Really, it is!
I've just popped out of the office to get some cash and a bite and while idling with a cigarette at Marylebone Station's main gate (the office is across the road from the terminus) I saw something really unusual.
Amid the general flow of people coming in and out of the station and nearby office-types picking up lunch and laundry I noted a woman being greeted by a man.
Nothing unusual in that. It's a station after all and a perfectly natural place for people to meet and greet.
But this 'greeting' was very staged and was clearly a scene for a porn film.
I'll explain..
Our gallant gentleman waiting for his lady is a sleazy trendy-type - with teased hair, jaunty hipsters and what my old Amsterdam mate Jay would call 'porno shades.' Let's call him Chad.
Chad's holding a photo, sort-of a model's portfolio shot. But sans clothes and in provocative pose, he's clearly here to meet a very particular kind of model to perform a rather specialised, ehem, 'assignment.'
The woman's not striking, but long-limbed and slim, kinda slutty-looking in cheap high street fashions and with a bad ratty dye-job. Let's call her Mitzy.
OK, nothing too unusual here, I hear you cry. It's just old CSS being disparaging about the appearance of the chavvy populace again.
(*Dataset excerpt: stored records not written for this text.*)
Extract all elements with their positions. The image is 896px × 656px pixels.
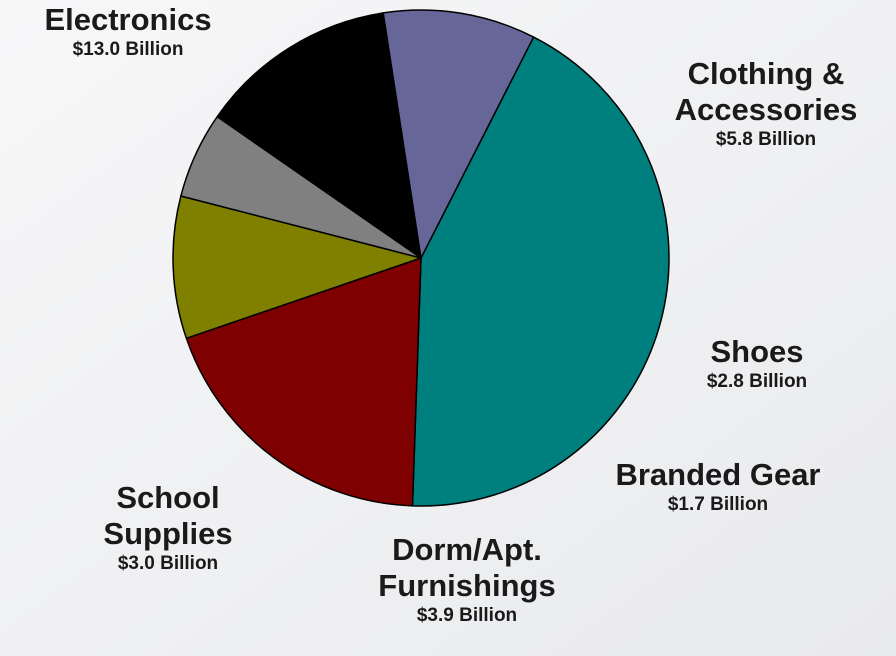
slice-value-electronics: $13.0 Billion xyxy=(72,39,184,60)
slice-value-branded-gear: $1.7 Billion xyxy=(667,494,769,515)
slice-name-clothing-line2: Accessories xyxy=(674,92,858,127)
label-clothing-accessories: Clothing & Accessories $5.8 Billion xyxy=(656,56,876,152)
slice-value-clothing: $5.8 Billion xyxy=(715,129,817,150)
pie-slice-school-supplies xyxy=(382,9,535,259)
slice-value-dorm: $3.9 Billion xyxy=(416,605,518,626)
slice-value-school: $3.0 Billion xyxy=(117,553,219,574)
pie-slice-shoes xyxy=(172,195,422,340)
slice-name-clothing-line1: Clothing & xyxy=(687,56,845,91)
slice-name-branded-gear: Branded Gear xyxy=(615,457,821,492)
pie-slice-clothing-accessories xyxy=(185,257,422,507)
slice-name-school-line1: School xyxy=(116,480,220,515)
slice-name-shoes: Shoes xyxy=(710,334,804,369)
label-electronics: Electronics $13.0 Billion xyxy=(0,2,256,62)
slice-name-dorm-line1: Dorm/Apt. xyxy=(392,532,542,567)
slice-name-school-line2: Supplies xyxy=(103,516,233,551)
pie-slice-electronics xyxy=(411,36,670,507)
label-branded-gear: Branded Gear $1.7 Billion xyxy=(572,457,864,517)
label-dorm-furnishings: Dorm/Apt. Furnishings $3.9 Billion xyxy=(342,532,592,628)
slice-value-shoes: $2.8 Billion xyxy=(706,371,808,392)
label-school-supplies: School Supplies $3.0 Billion xyxy=(78,480,258,576)
pie-slice-dorm-apt-furnishings xyxy=(216,12,422,259)
slice-name-electronics: Electronics xyxy=(44,2,212,37)
label-shoes: Shoes $2.8 Billion xyxy=(672,334,842,394)
slice-name-dorm-line2: Furnishings xyxy=(378,568,556,603)
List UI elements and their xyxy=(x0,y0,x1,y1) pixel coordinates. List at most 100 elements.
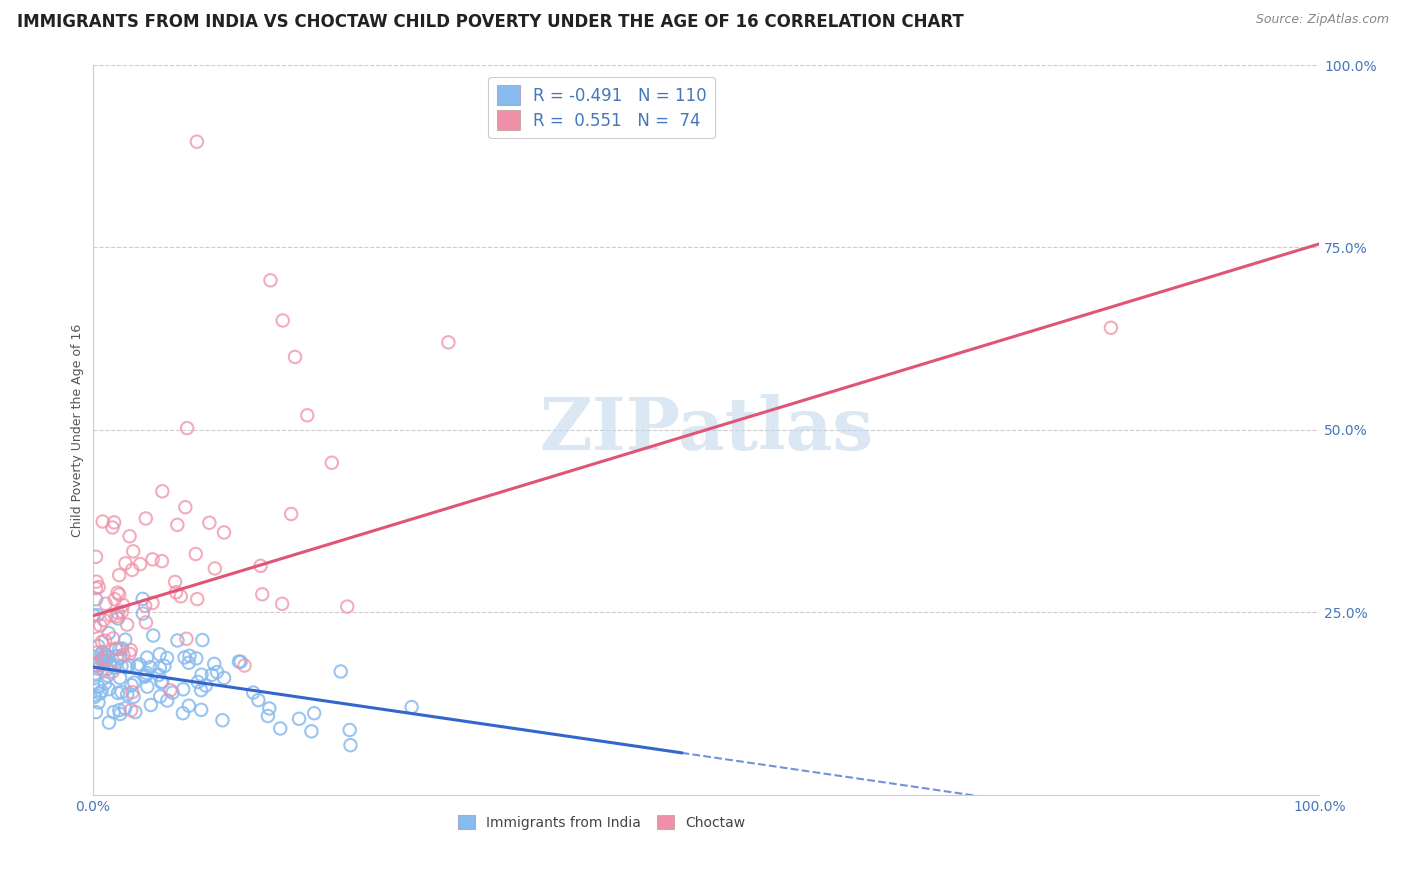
Point xyxy=(86,662,108,676)
Point xyxy=(104,642,127,657)
Text: Source: ZipAtlas.com: Source: ZipAtlas.com xyxy=(1256,13,1389,27)
Point xyxy=(108,703,131,717)
Point xyxy=(142,552,165,566)
Point xyxy=(118,647,141,661)
Point xyxy=(115,617,138,632)
Point xyxy=(288,712,311,726)
Point xyxy=(252,587,274,601)
Point xyxy=(233,658,256,673)
Point xyxy=(98,656,121,670)
Point xyxy=(115,688,138,702)
Point xyxy=(187,675,209,690)
Point xyxy=(98,715,121,730)
Point xyxy=(139,698,162,712)
Point xyxy=(129,557,152,571)
Point xyxy=(329,665,352,679)
Point xyxy=(271,597,294,611)
Point xyxy=(301,724,323,739)
Point xyxy=(173,650,195,665)
Point xyxy=(94,648,117,662)
Y-axis label: Child Poverty Under the Age of 16: Child Poverty Under the Age of 16 xyxy=(72,323,84,536)
Point xyxy=(190,683,212,698)
Point xyxy=(212,671,235,685)
Point xyxy=(271,313,294,327)
Point xyxy=(122,690,145,704)
Point xyxy=(149,690,172,704)
Point xyxy=(84,581,107,595)
Point xyxy=(401,700,423,714)
Point xyxy=(170,590,193,604)
Point xyxy=(165,574,187,589)
Point xyxy=(242,685,264,699)
Point xyxy=(114,632,136,647)
Point xyxy=(284,350,307,364)
Point xyxy=(101,632,124,646)
Point xyxy=(156,651,179,665)
Point xyxy=(204,561,226,575)
Point xyxy=(136,650,159,665)
Point xyxy=(84,666,107,681)
Point xyxy=(84,705,107,719)
Point xyxy=(190,667,212,681)
Point xyxy=(135,665,157,680)
Point xyxy=(84,592,107,607)
Point xyxy=(128,657,150,672)
Point xyxy=(90,648,112,662)
Point xyxy=(166,633,188,648)
Point xyxy=(94,633,117,648)
Point xyxy=(176,632,198,646)
Point xyxy=(107,686,129,700)
Point xyxy=(83,671,105,685)
Point xyxy=(84,620,107,634)
Point xyxy=(86,657,108,672)
Point xyxy=(121,685,143,699)
Point xyxy=(186,135,208,149)
Point xyxy=(83,608,105,623)
Point xyxy=(112,598,135,612)
Point xyxy=(87,639,110,653)
Point xyxy=(90,634,112,648)
Point xyxy=(139,660,162,674)
Point xyxy=(107,611,129,625)
Point xyxy=(97,682,120,697)
Point xyxy=(135,511,157,525)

Au contraire, au contraire..
What's really different is that our gigolo Chad is holding a digital video recorder and films Mitzy as she walks (in an exaggerated hip-swinging manner) toward him and greets him with hug a kiss on each cheek.
He then gestures to a parked Merc and feigns waved introduction to another fella waiting, this time an oily business-type of indeterminate middle-eastern origin. Let's call this chappie Tony.
And as Mitzy turns to wave at Tony in this bizarre scene, Chad pans his camera the length of our heroine's body, lingering particularly long on her bust and rear.
They then walk together to Tony and the car.
I'll admit, I'm intrigued so light another smoke and see what happens.
Instead of driving off, Chad and Mitzy get out of the car and set-up to do it all over again. Take 2, if you like..
So the scene is re-shot, but mid-way through, I think that there's been too much idling and excitement for one lunchtime and head back to work.
But as I walk back across the front of the station, Chad and Mitzy are walking behind me toward Tony and the car. The camera's still rolling.
So if this take is the one they use, then my rear is clearly in shot.
This means that I can honestly and without equivocation say that my (albeit trousered) arse is featured in a porno flick.
Yeah baby!
2 comments:
Cue "wacka-wacka" music and a knock at the door as the "plumber" arrives to fix a leak. This could only happen to you, matey.
Can just imagine the immor(t)al words of John Leslie being used at some point... "Tits or face my dear."